I have no problem with this.

> >    In some cases, a negotiation where the client proposes a set of
> >    languages and the server replies with one is appropriate; in other
> >    cases, supplying information in all available languages is a
> >    better solution; most sites will either have very few languages
> >    installed or be willing to pay the overhead of sending error
> >    messages in many languages at once.

> I don't agree. There may be only few sites that have many
> languages available, but those may be contacted by users
> with special language needs that can't afford the bandwidth
> (even if the server side providing these many languages has
> no problem with the bandwith).

So what? Harald didn't say that implementations have to provide responses
in multiple languages, merely that providing responses in multiple languages
is a viable approach. And it is viable -- indeed, I have customers that
require it.

> Also, there is an increasing tendency for products to ship
> with all language versions integrated. For a NS or MS server,
> you won't by a specific language version anymore very soon
> in the future.

I fail to see the point here.

> >    Negotiation is useful in the case where one side of the protocol
> >    exchange is able to present text in multiple languages to the
> >    other side, and the other side has a preference for one of these;
> >    the most common example is the text part of error responses, or
> >    Web pages that are available in multiple languages.

> The "one side is able" is somewhat dangerous here. A WG may
> just come and tell you: Our servers all just do English,
> the are not able to do anything else, so this doesn't apply.

The reality is that implementations are going to do this whether we
like it or not. We can require what we like of implementations in
terms of support of mutiple languages and we'll just be ignored.

In other words, there's a real danger here, but it isn't something we can do
much of anything about, and as such this clause is almost entirely harmless.

> >    4.5.  Default Language

> >    When human-readable text must be presented in a context where the
> >    sender has no knowledge of the recipient's language preferences
> >    (such as login failures or E-mailed warnings, or prior to language
> >    negotiation), text SHOULD be presented in Default Language.

> >    The Default Language is English, since this is the language which
> >    most people will be able to get adequate help in interpreting when
> >    working with computers.

> It may be a good idea to replace "most people" by "the greatest number
> of people". This is a sensitive spot, and "most people" is saying
> something about their absolute percentage, whereas we just need to
> say that it is better than any other language we could pick.

Agreed.

> >    Note that negotiating English is NOT the same as Default Language;
> >    Default Language is an emergency measure in otherwise unmanageable
> >    situations.

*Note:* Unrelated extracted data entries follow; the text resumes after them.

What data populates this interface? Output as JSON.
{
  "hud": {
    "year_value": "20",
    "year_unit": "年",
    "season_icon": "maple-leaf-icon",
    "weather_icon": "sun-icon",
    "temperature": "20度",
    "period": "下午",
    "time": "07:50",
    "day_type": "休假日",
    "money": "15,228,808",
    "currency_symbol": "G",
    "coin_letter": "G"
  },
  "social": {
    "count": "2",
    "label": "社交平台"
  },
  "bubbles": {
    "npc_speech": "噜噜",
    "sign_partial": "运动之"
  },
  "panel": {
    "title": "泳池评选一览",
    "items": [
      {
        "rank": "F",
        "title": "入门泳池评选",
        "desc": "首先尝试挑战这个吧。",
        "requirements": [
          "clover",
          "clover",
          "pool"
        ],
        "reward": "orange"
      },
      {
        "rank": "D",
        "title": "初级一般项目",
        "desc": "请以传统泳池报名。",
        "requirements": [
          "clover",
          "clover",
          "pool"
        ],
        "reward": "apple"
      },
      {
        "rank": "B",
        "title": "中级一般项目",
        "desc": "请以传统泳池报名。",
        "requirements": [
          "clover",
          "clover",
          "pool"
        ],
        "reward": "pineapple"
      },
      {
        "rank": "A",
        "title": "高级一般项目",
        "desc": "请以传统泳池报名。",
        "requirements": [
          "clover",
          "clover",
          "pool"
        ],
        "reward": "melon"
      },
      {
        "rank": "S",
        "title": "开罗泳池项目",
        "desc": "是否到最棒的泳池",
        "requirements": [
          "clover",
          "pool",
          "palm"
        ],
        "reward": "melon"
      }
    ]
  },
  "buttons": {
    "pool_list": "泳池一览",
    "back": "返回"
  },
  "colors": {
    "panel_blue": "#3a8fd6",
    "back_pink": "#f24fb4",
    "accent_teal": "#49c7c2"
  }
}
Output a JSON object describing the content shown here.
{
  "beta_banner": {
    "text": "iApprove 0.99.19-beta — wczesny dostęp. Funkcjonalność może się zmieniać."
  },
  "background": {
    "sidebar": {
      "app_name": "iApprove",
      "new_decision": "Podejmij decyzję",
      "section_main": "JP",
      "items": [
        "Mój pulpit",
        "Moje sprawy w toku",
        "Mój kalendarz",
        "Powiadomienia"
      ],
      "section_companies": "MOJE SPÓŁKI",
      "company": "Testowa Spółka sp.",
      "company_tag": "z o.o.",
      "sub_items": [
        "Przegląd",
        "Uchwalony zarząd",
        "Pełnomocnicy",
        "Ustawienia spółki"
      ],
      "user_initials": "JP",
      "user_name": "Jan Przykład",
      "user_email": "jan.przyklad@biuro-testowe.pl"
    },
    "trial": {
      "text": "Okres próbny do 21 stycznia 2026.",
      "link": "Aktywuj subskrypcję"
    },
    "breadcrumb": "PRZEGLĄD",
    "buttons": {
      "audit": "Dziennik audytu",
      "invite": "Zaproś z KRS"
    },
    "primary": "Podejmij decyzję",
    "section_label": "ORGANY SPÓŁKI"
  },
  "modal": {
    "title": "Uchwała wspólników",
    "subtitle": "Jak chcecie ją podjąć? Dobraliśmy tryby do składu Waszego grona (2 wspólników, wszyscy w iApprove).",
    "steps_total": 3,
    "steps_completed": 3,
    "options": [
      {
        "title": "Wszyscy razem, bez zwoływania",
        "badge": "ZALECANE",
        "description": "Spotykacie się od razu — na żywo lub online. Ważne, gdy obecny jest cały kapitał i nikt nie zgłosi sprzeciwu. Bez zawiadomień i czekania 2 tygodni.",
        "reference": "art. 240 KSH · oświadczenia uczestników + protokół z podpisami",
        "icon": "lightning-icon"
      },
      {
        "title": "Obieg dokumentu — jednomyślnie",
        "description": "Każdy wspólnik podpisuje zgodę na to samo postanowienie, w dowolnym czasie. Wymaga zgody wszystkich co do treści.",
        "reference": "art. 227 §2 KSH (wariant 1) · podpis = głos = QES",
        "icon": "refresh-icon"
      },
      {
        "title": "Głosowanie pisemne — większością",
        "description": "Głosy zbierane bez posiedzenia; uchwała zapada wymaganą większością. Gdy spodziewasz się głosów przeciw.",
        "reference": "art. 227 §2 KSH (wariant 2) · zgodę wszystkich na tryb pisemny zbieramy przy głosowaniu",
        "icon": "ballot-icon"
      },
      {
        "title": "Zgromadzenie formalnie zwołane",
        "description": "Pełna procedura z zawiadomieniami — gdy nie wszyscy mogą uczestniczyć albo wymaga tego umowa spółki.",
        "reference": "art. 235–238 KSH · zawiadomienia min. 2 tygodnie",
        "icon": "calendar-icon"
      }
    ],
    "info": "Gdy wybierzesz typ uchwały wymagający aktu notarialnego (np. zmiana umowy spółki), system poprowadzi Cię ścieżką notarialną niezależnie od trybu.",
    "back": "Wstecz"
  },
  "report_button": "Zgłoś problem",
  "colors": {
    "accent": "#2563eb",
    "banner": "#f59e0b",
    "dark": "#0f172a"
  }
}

It may be appropriate for application designers to
> >    make sure that messages in Default Language are understandable to
> >    people with a limited understanding of the English language.

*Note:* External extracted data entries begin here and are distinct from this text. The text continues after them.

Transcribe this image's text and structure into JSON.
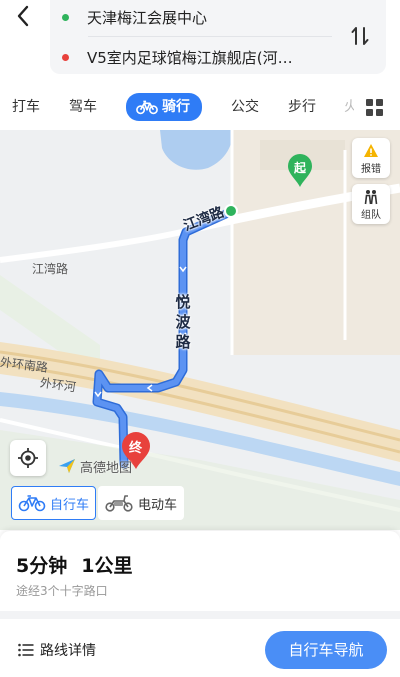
{
  "route": {
    "start": "天津梅江会展中心",
    "end": "V5室内足球馆梅江旗舰店(河…",
    "start_color": "#2fb35c",
    "end_color": "#e8413c"
  },
  "tabs": [
    {
      "label": "打车",
      "active": false
    },
    {
      "label": "驾车",
      "active": false
    },
    {
      "label": "骑行",
      "active": true
    },
    {
      "label": "公交",
      "active": false
    },
    {
      "label": "步行",
      "active": false
    },
    {
      "label": "火",
      "active": false
    }
  ],
  "map": {
    "roads": {
      "jiangwan_top": "江湾路",
      "jiangwan_left": "江湾路",
      "yuebo": "悦波路",
      "outer_ring_south": "外环南路",
      "outer_ring_river": "外环河"
    },
    "markers": {
      "start": "起",
      "end": "终"
    },
    "side_buttons": {
      "report": "报错",
      "team": "组队"
    },
    "logo": "高德地图",
    "route_color": "#4a86f0",
    "accent_color": "#2f7cf6"
  },
  "vehicles": [
    {
      "label": "自行车",
      "active": true
    },
    {
      "label": "电动车",
      "active": false
    }
  ],
  "summary": {
    "time": "5分钟",
    "distance": "1公里",
    "subtitle": "途经3个十字路口"
  },
  "footer": {
    "details": "路线详情",
    "navigate": "自行车导航"
  }
}
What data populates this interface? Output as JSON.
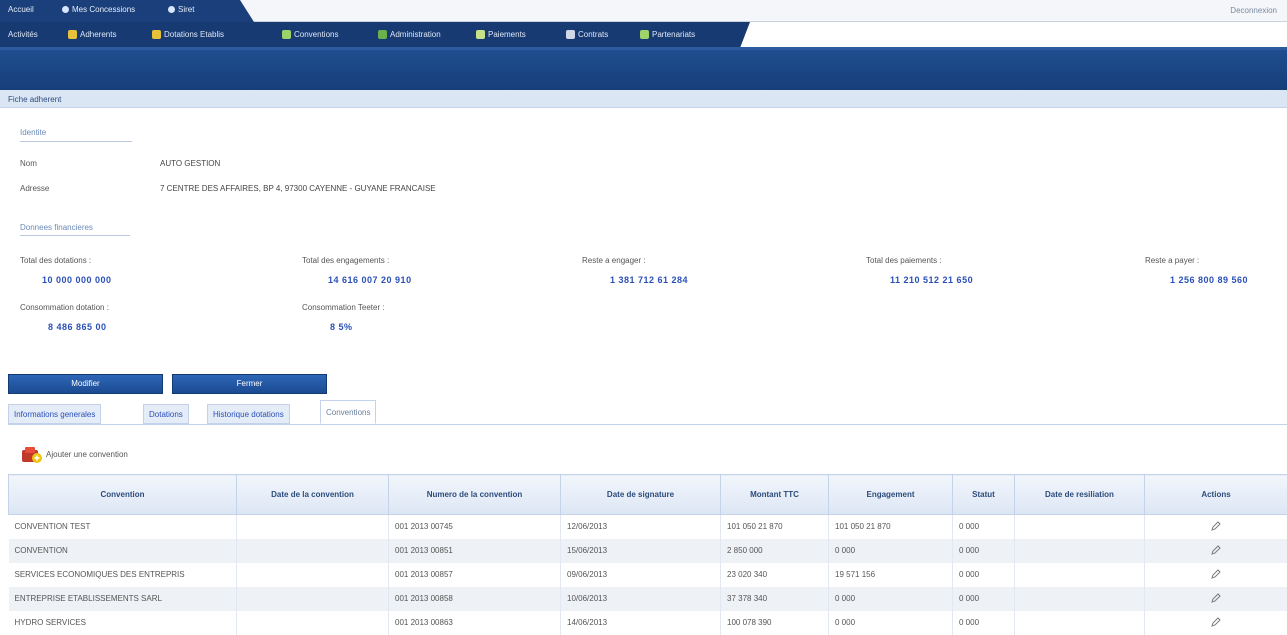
{
  "top_tabs": [
    "Accueil",
    "Mes Concessions",
    "Siret"
  ],
  "user_area": "Deconnexion",
  "menu": [
    {
      "label": "Activités"
    },
    {
      "label": "Adherents",
      "icon_color": "#e8c13a"
    },
    {
      "label": "Dotations Etablis",
      "icon_color": "#e8c13a"
    },
    {
      "label": "Conventions",
      "icon_color": "#9ed36a"
    },
    {
      "label": "Administration",
      "icon_color": "#6ab04c"
    },
    {
      "label": "Paiements",
      "icon_color": "#c7e08a"
    },
    {
      "label": "Contrats",
      "icon_color": "#cfd8e6"
    },
    {
      "label": "Partenariats",
      "icon_color": "#9ed36a"
    }
  ],
  "breadcrumb": "Fiche adherent",
  "identity": {
    "section_title": "Identite",
    "name_label": "Nom",
    "name_value": "AUTO GESTION",
    "address_label": "Adresse",
    "address_value": "7 CENTRE DES AFFAIRES, BP 4, 97300 CAYENNE - GUYANE FRANCAISE"
  },
  "financial": {
    "section_title": "Donnees financieres",
    "items": [
      {
        "label": "Total des dotations :",
        "value": "10 000 000 000"
      },
      {
        "label": "Total des engagements :",
        "value": "14 616 007 20 910"
      },
      {
        "label": "Reste a engager :",
        "value": "1 381 712 61 284"
      },
      {
        "label": "Total des paiements :",
        "value": "11 210 512 21 650"
      },
      {
        "label": "Reste a payer :",
        "value": "1 256 800 89 560"
      },
      {
        "label": "Consommation dotation :",
        "value": "8 486 865 00"
      },
      {
        "label": "Consommation Teeter :",
        "value": "8 5%"
      }
    ]
  },
  "buttons": {
    "modifier": "Modifier",
    "fermer": "Fermer"
  },
  "sub_tabs": [
    "Informations generales",
    "Dotations",
    "Historique dotations",
    "Conventions"
  ],
  "add_label": "Ajouter une convention",
  "table": {
    "columns": [
      "Convention",
      "Date de la convention",
      "Numero de la convention",
      "Date de signature",
      "Montant TTC",
      "Engagement",
      "Statut",
      "Date de resiliation",
      "Actions"
    ],
    "rows": [
      [
        "CONVENTION TEST",
        "",
        "001 2013 00745",
        "12/06/2013",
        "101 050 21 870",
        "101 050 21 870",
        "0 000",
        "",
        ""
      ],
      [
        "CONVENTION",
        "",
        "001 2013 00851",
        "15/06/2013",
        "2 850 000",
        "0 000",
        "0 000",
        "",
        ""
      ],
      [
        "SERVICES ECONOMIQUES DES ENTREPRIS",
        "",
        "001 2013 00857",
        "09/06/2013",
        "23 020 340",
        "19 571 156",
        "0 000",
        "",
        ""
      ],
      [
        "ENTREPRISE ETABLISSEMENTS SARL",
        "",
        "001 2013 00858",
        "10/06/2013",
        "37 378 340",
        "0 000",
        "0 000",
        "",
        ""
      ],
      [
        "HYDRO SERVICES",
        "",
        "001 2013 00863",
        "14/06/2013",
        "100 078 390",
        "0 000",
        "0 000",
        "",
        ""
      ]
    ]
  }
}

> The following is implicit here, but has led to prolonged discussions
> on some lists:

> What I think the text above says is that it's not permitted to
> say: "If the client doesn't negotiate language, this defaults to
> English (or whatever other "default" language)."

> If this is the case, it would be better to explicitly state:

>    Protocols MUST NOT define a default language to avoid language
>    negotiation; language MUST be explicitly negotiated for all
>    languages.

> I think it's better to make this clear, if this is what is desired,
> and something else otherwise, than to have more such discussions.

Agreed.

> >    5.  Locale

> >    In some cases, and especially with text where the user is expected
> >    to do processing on the text, locale information may be usefully
> >    attached to the text; this would identify the sender's opinion
> >    about appropriate rules to follow when processing the document,
> >    which the recipient may choose to agree with or ignore.
> >
> >    This document does not require the communication of locale
> >    information on all text, but encourages its inclusion when
> >    appropriate.

> The above is not very clearcut, but there is probably nothing
> better in sight.

Agreed.

> Please add something like the following:

>    6. Documentation

>    Protocols MUST appropriately document the decisions they have
>    taken with respect to charsets, language information, and other
>    aspects related to internationalization and multilinguality.
>    A format such as that currently used for Security Issues is
>    (highly) recommended.

I would add that they must document their rationale as well as the
decisions.

> Another thing, which should probably go into section 2 or so,
> and which seems needed as a response to some of the questions
> in the plenary in Munich, is a clarification of which protocol
> in a protocol stack is responsible for charset and language
> information. I'm not sure that I have found the best way
> to express this, but it could read as follows:

>    Note that in a protocol stack, it is the responsibility of
>    the highest layer that uses the text to appropriately label
>    it. As an example, it is the responsibility of the standard
>    for mail messages to assure things get correctly labeled in
>    mail messages, even if those are sent over SMTP. It is the
>    responsibility of SMTP to correctly label text which is
>    exchanged as part of the SMTP protocol and is intended for
>    end-user consumption, even if SMTP is run over TCP/IP.
>    It would be the responsibility of IP to label text correctly
>    if it ever would consider using text in its protocol elements
>    (as opposed to transporting text in its payload).

I agree that this is an important point. I also think this is as 
good an attempt as I've seen to describe the requirements in this area.

				Ned